C’est peut-être le modèle d’entreprise biotechnologique le moins coûteux à développer. Les investissements sont généralement contenus, le délai avant de générer du chiffre d’affaire est court et les coûts fixes sont raisonnables. En étant un peu radical, on pourrait dire qu’à intérêt égal de l’innovation, ce qui fera la différence entre un échec, voir un demi-succès et un franc succès sera purement la qualité de la stratégie commerciale et marketing. Il est en effet souvent assez simple d’expliquer et de démontrer l’avantage qu’une « technologie » procure mais il est bien plus difficile de vaincre la force de l’habitude, de trouver les fameux « early adopters » et de les convaincre que les avantages de votre produit valent le prix que vous en demandez et l’effort (ainsi que le risque) de tester une nouvelle technologie.
Parmi une liste qui pourrait être très très longue, on peut citer les entreprises commercialisant des services de « découverte » d’anticorps monoclonaux (par exemple: Mabqi une société possédant des banques d’anticorps humains, MabSilico une société utilisant l’intelligence artificielle (la data science)) ou celles qui proposent de se passer de modèles animaux pour certaines étapes de la recherche (exemple : Inovotion qui propose de tester les molécules sur des embryons de poulet plutôt que des souris ou Emulate, une des sociétés qui proposent des « organes sur une puce » (organ-chips)).

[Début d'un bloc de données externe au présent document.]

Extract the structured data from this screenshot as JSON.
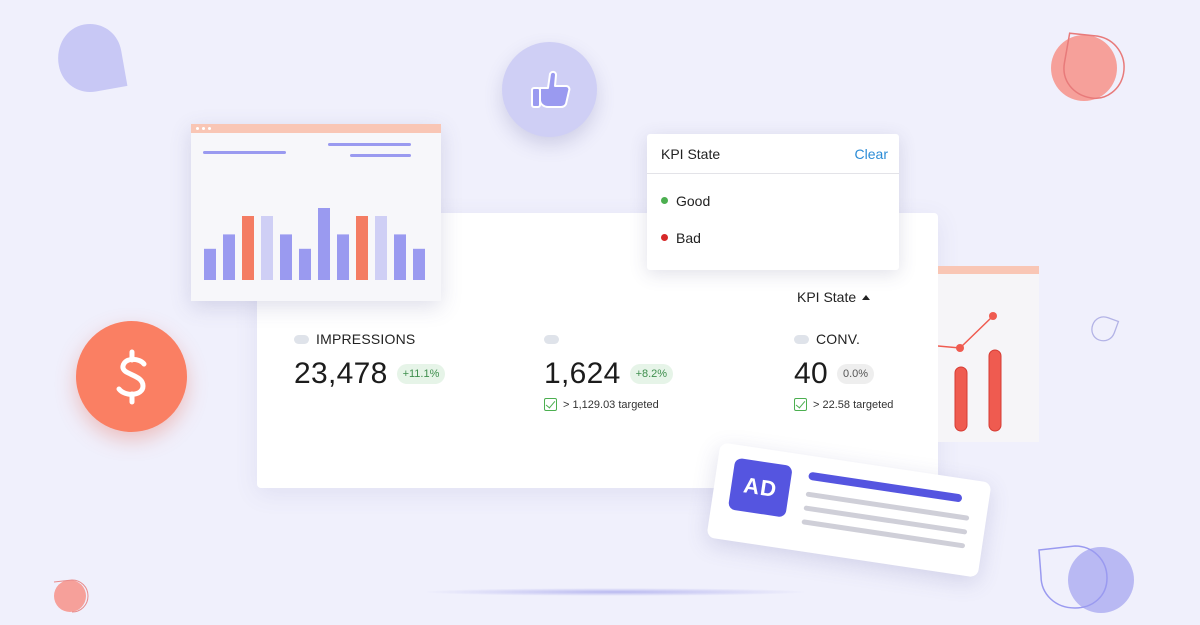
{
  "colors": {
    "background": "#f0f0fc",
    "accent_purple": "#9a9af0",
    "accent_coral": "#f47c63",
    "good": "#4caf50",
    "bad": "#d62828",
    "link": "#2b8cd6"
  },
  "dashboard": {
    "kpi_toggle_label": "KPI State",
    "metrics": [
      {
        "label": "IMPRESSIONS",
        "icon": "pill-icon",
        "value": "23,478",
        "delta": "+11.1%",
        "target": ""
      },
      {
        "label": "",
        "icon": "pill-icon",
        "value": "1,624",
        "delta": "+8.2%",
        "target": "> 1,129.03 targeted"
      },
      {
        "label": "CONV.",
        "icon": "pill-icon",
        "value": "40",
        "delta": "0.0%",
        "target": "> 22.58 targeted"
      }
    ]
  },
  "kpi_dropdown": {
    "title": "KPI State",
    "clear_label": "Clear",
    "options": [
      {
        "label": "Good",
        "color": "#4caf50"
      },
      {
        "label": "Bad",
        "color": "#d62828"
      }
    ]
  },
  "bar_illustration": {
    "bars": [
      {
        "level": 0.39,
        "color": "#9a9af0"
      },
      {
        "level": 0.57,
        "color": "#9a9af0"
      },
      {
        "level": 0.8,
        "color": "#f47c63"
      },
      {
        "level": 0.8,
        "color": "#cfcff5"
      },
      {
        "level": 0.57,
        "color": "#9a9af0"
      },
      {
        "level": 0.39,
        "color": "#9a9af0"
      },
      {
        "level": 0.9,
        "color": "#9a9af0"
      },
      {
        "level": 0.57,
        "color": "#9a9af0"
      },
      {
        "level": 0.8,
        "color": "#f47c63"
      },
      {
        "level": 0.8,
        "color": "#cfcff5"
      },
      {
        "level": 0.57,
        "color": "#9a9af0"
      },
      {
        "level": 0.39,
        "color": "#9a9af0"
      }
    ]
  },
  "ad_card": {
    "badge_text": "AD"
  },
  "icons": [
    "dollar-icon",
    "thumbs-up-icon",
    "check-icon",
    "caret-up-icon"
  ]
}
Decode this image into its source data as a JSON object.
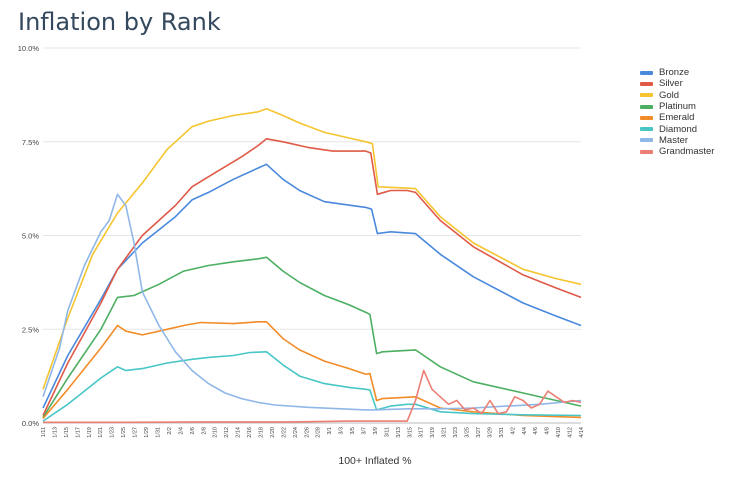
{
  "title": "Inflation by Rank",
  "chart_data": {
    "type": "line",
    "xlabel": "100+ Inflated %",
    "ylabel": "",
    "ylim": [
      0,
      10
    ],
    "yticks": [
      0,
      2.5,
      5,
      7.5,
      10
    ],
    "ytick_labels": [
      "0.0%",
      "2.5%",
      "5.0%",
      "7.5%",
      "10.0%"
    ],
    "grid": true,
    "legend_position": "right",
    "x_tick_labels": [
      "1/11",
      "1/13",
      "1/15",
      "1/17",
      "1/19",
      "1/21",
      "1/23",
      "1/25",
      "1/27",
      "1/29",
      "1/31",
      "2/2",
      "2/4",
      "2/6",
      "2/8",
      "2/10",
      "2/12",
      "2/14",
      "2/16",
      "2/18",
      "2/20",
      "2/22",
      "2/24",
      "2/26",
      "2/28",
      "3/1",
      "3/3",
      "3/5",
      "3/7",
      "3/9",
      "3/11",
      "3/13",
      "3/15",
      "3/17",
      "3/19",
      "3/21",
      "3/23",
      "3/25",
      "3/27",
      "3/29",
      "3/31",
      "4/2",
      "4/4",
      "4/6",
      "4/8",
      "4/10",
      "4/12",
      "4/14"
    ],
    "series": [
      {
        "name": "Bronze",
        "color": "#4a89dc",
        "points": [
          [
            0,
            0.4
          ],
          [
            3,
            1.8
          ],
          [
            7,
            3.3
          ],
          [
            9,
            4.1
          ],
          [
            12,
            4.8
          ],
          [
            16,
            5.5
          ],
          [
            18,
            5.95
          ],
          [
            20,
            6.15
          ],
          [
            23,
            6.5
          ],
          [
            26,
            6.8
          ],
          [
            27,
            6.9
          ],
          [
            29,
            6.5
          ],
          [
            31,
            6.2
          ],
          [
            34,
            5.9
          ],
          [
            39,
            5.75
          ],
          [
            39.7,
            5.7
          ],
          [
            40.4,
            5.05
          ],
          [
            42,
            5.1
          ],
          [
            45,
            5.05
          ],
          [
            48,
            4.5
          ],
          [
            52,
            3.9
          ],
          [
            58,
            3.2
          ],
          [
            62,
            2.85
          ],
          [
            65,
            2.6
          ]
        ]
      },
      {
        "name": "Silver",
        "color": "#e05a47",
        "points": [
          [
            0,
            0.2
          ],
          [
            3,
            1.6
          ],
          [
            7,
            3.2
          ],
          [
            9,
            4.1
          ],
          [
            12,
            5
          ],
          [
            16,
            5.8
          ],
          [
            18,
            6.3
          ],
          [
            21,
            6.7
          ],
          [
            24,
            7.1
          ],
          [
            26,
            7.4
          ],
          [
            27,
            7.58
          ],
          [
            29,
            7.5
          ],
          [
            32,
            7.35
          ],
          [
            35,
            7.25
          ],
          [
            39,
            7.25
          ],
          [
            39.6,
            7.2
          ],
          [
            40.4,
            6.1
          ],
          [
            42,
            6.2
          ],
          [
            44,
            6.2
          ],
          [
            45,
            6.15
          ],
          [
            48,
            5.4
          ],
          [
            52,
            4.7
          ],
          [
            58,
            3.95
          ],
          [
            62,
            3.6
          ],
          [
            65,
            3.35
          ]
        ]
      },
      {
        "name": "Gold",
        "color": "#f5c42f",
        "points": [
          [
            0,
            0.9
          ],
          [
            3,
            2.8
          ],
          [
            6,
            4.5
          ],
          [
            9,
            5.6
          ],
          [
            12,
            6.4
          ],
          [
            15,
            7.3
          ],
          [
            18,
            7.9
          ],
          [
            20,
            8.05
          ],
          [
            23,
            8.2
          ],
          [
            26,
            8.3
          ],
          [
            27,
            8.38
          ],
          [
            29,
            8.2
          ],
          [
            31,
            8
          ],
          [
            34,
            7.75
          ],
          [
            37,
            7.6
          ],
          [
            39,
            7.5
          ],
          [
            39.8,
            7.45
          ],
          [
            40.5,
            6.3
          ],
          [
            45,
            6.25
          ],
          [
            48,
            5.5
          ],
          [
            52,
            4.8
          ],
          [
            58,
            4.1
          ],
          [
            62,
            3.85
          ],
          [
            65,
            3.7
          ]
        ]
      },
      {
        "name": "Platinum",
        "color": "#4caf62",
        "points": [
          [
            0,
            0.15
          ],
          [
            3,
            1.2
          ],
          [
            7,
            2.5
          ],
          [
            9,
            3.35
          ],
          [
            11,
            3.4
          ],
          [
            14,
            3.7
          ],
          [
            17,
            4.05
          ],
          [
            20,
            4.2
          ],
          [
            23,
            4.3
          ],
          [
            26,
            4.38
          ],
          [
            27,
            4.42
          ],
          [
            29,
            4.05
          ],
          [
            31,
            3.75
          ],
          [
            34,
            3.4
          ],
          [
            37,
            3.15
          ],
          [
            39,
            2.95
          ],
          [
            39.5,
            2.9
          ],
          [
            40.3,
            1.85
          ],
          [
            41,
            1.9
          ],
          [
            45,
            1.95
          ],
          [
            48,
            1.5
          ],
          [
            52,
            1.1
          ],
          [
            58,
            0.8
          ],
          [
            62,
            0.6
          ],
          [
            65,
            0.45
          ]
        ]
      },
      {
        "name": "Emerald",
        "color": "#f28c28",
        "points": [
          [
            0,
            0.12
          ],
          [
            3,
            0.9
          ],
          [
            7,
            2
          ],
          [
            9,
            2.6
          ],
          [
            10,
            2.45
          ],
          [
            12,
            2.35
          ],
          [
            15,
            2.5
          ],
          [
            17,
            2.6
          ],
          [
            19,
            2.68
          ],
          [
            23,
            2.65
          ],
          [
            26,
            2.7
          ],
          [
            27,
            2.7
          ],
          [
            29,
            2.25
          ],
          [
            31,
            1.95
          ],
          [
            34,
            1.65
          ],
          [
            37,
            1.45
          ],
          [
            39,
            1.3
          ],
          [
            39.5,
            1.32
          ],
          [
            40.3,
            0.6
          ],
          [
            41,
            0.65
          ],
          [
            45,
            0.7
          ],
          [
            48,
            0.4
          ],
          [
            52,
            0.3
          ],
          [
            58,
            0.2
          ],
          [
            65,
            0.15
          ]
        ]
      },
      {
        "name": "Diamond",
        "color": "#48c6c6",
        "points": [
          [
            0,
            0.05
          ],
          [
            3,
            0.5
          ],
          [
            7,
            1.2
          ],
          [
            9,
            1.5
          ],
          [
            10,
            1.4
          ],
          [
            12,
            1.45
          ],
          [
            15,
            1.6
          ],
          [
            18,
            1.7
          ],
          [
            20,
            1.75
          ],
          [
            23,
            1.8
          ],
          [
            25,
            1.88
          ],
          [
            27,
            1.9
          ],
          [
            29,
            1.55
          ],
          [
            31,
            1.25
          ],
          [
            34,
            1.05
          ],
          [
            37,
            0.95
          ],
          [
            39,
            0.9
          ],
          [
            39.5,
            0.88
          ],
          [
            40.3,
            0.35
          ],
          [
            42,
            0.45
          ],
          [
            44,
            0.5
          ],
          [
            45,
            0.5
          ],
          [
            48,
            0.3
          ],
          [
            52,
            0.25
          ],
          [
            58,
            0.22
          ],
          [
            65,
            0.2
          ]
        ]
      },
      {
        "name": "Master",
        "color": "#8fb7e8",
        "points": [
          [
            0,
            0.7
          ],
          [
            2,
            2
          ],
          [
            3,
            3
          ],
          [
            5,
            4.2
          ],
          [
            7,
            5.1
          ],
          [
            8,
            5.4
          ],
          [
            9,
            6.1
          ],
          [
            10,
            5.8
          ],
          [
            11,
            4.8
          ],
          [
            12,
            3.5
          ],
          [
            14,
            2.6
          ],
          [
            16,
            1.9
          ],
          [
            18,
            1.4
          ],
          [
            20,
            1.05
          ],
          [
            22,
            0.8
          ],
          [
            24,
            0.65
          ],
          [
            26,
            0.55
          ],
          [
            28,
            0.48
          ],
          [
            32,
            0.42
          ],
          [
            36,
            0.38
          ],
          [
            39,
            0.35
          ],
          [
            40,
            0.35
          ],
          [
            44,
            0.38
          ],
          [
            48,
            0.38
          ],
          [
            52,
            0.4
          ],
          [
            56,
            0.45
          ],
          [
            60,
            0.5
          ],
          [
            65,
            0.6
          ]
        ]
      },
      {
        "name": "Grandmaster",
        "color": "#eb7f74",
        "points": [
          [
            0,
            0.02
          ],
          [
            10,
            0.02
          ],
          [
            20,
            0.03
          ],
          [
            30,
            0.03
          ],
          [
            37,
            0.05
          ],
          [
            42,
            0.05
          ],
          [
            44,
            0.05
          ],
          [
            45,
            0.6
          ],
          [
            46,
            1.4
          ],
          [
            47,
            0.9
          ],
          [
            48,
            0.7
          ],
          [
            49,
            0.5
          ],
          [
            50,
            0.6
          ],
          [
            51,
            0.35
          ],
          [
            52,
            0.4
          ],
          [
            53,
            0.25
          ],
          [
            54,
            0.6
          ],
          [
            55,
            0.25
          ],
          [
            56,
            0.3
          ],
          [
            57,
            0.7
          ],
          [
            58,
            0.6
          ],
          [
            59,
            0.4
          ],
          [
            60,
            0.5
          ],
          [
            61,
            0.85
          ],
          [
            62,
            0.7
          ],
          [
            63,
            0.55
          ],
          [
            64,
            0.6
          ],
          [
            65,
            0.55
          ]
        ]
      }
    ]
  }
}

Ces sociétés sont régulièrement à la frontière entre le commerce de « produits » (qu’on expédie pour qu’ils soient utilisés par d’autres) et de « services ». En effet, suivant les produits, il peut être intéressant de proposer de réaliser l’expérience avec le produit pour le compte du client. Les entreprises sont alors catégorisées comme « CRO » (pour Contract Research Organisation), c’est-à-dire un prestataire de service qui réalise une expérience pour le compte d’autrui. Certains produits imposent ce modèle comme lorsqu’une entreprise a développé une banque de tumeurs modèles (pour confirmer l’efficacité d’un candidat médicament sur ce type de tumeur). Si vous envoyez votre modèle de tumeur à un client, il n’aura plus jamais besoin de le racheter (il l’entretiendra chez lui), alors que si vous réalisez l’expérience à sa place il devra revenir pour chaque expérience.
Biotechs thérapeutiques
Dans ce blog on va s’intéresser essentiellement aux biotechs thérapeutiques. D’abord parce que ce sont celles que je connais le mieux, ensuite par ce sont celles qui sont les plus uniques dans leurs fonctionnements, avec la plus longue durée de développement avant d’espérer commercialiser leurs produits et le plus grand risque que ça n’arrive jamais. C’est aussi ce qui fait que son financement est encore plus spécifique et que d’ailleurs on ait parfois du mal à faire rentrer ces projets dans les formulaires des concours d’innovation (on y reviendra).
Le prochain article reviendra plus en détails sur les différentes approches scientifiques qui sont actuellement explorées par les biotech thérapeutiques.
On peut proposer une première définition un peu générique des biotechs thérapeutiques : il s’agit d’entreprises qui mettent à profit le génie biologique, et en particulier génétique, pour traiter des pathologies.
Récemment le terme s’est étendu, dans le domaine thérapeutique, à toutes les jeunes entreprises qui développe des médicaments innovants et on peut parfois trouver dans cette catégorie des entreprises qui développent des molécules obtenues par synthèse chimique (on aurait dit autrefois un « laboratoire pharmaceutique ») mais sur Doyoubiotech? on parlera principalement des entreprises qui produisent leur médicaments, au moins partiellement, dans des bioréacteurs.
Conclusion
Si vous êtes arrivé jusqu’à ce paragraphe final, soyez remerciés pour votre temps et votre attention. N’hésitez pas à me faire un retour dans la section commentaire. Je suis en particulier intéressé de savoir ce que vous pensez du niveau de détails dans cet article. Est-ce trop compliqué ? Voudriez-vous plus d’exemples ? Que pensez-vous de la longueur de l’article ?
Merci de m’avoir lu et à bientôt pour un post où je m’évertuerai à peindre un paysage des différentes approches thérapeutiques que permettent les biotechnologies.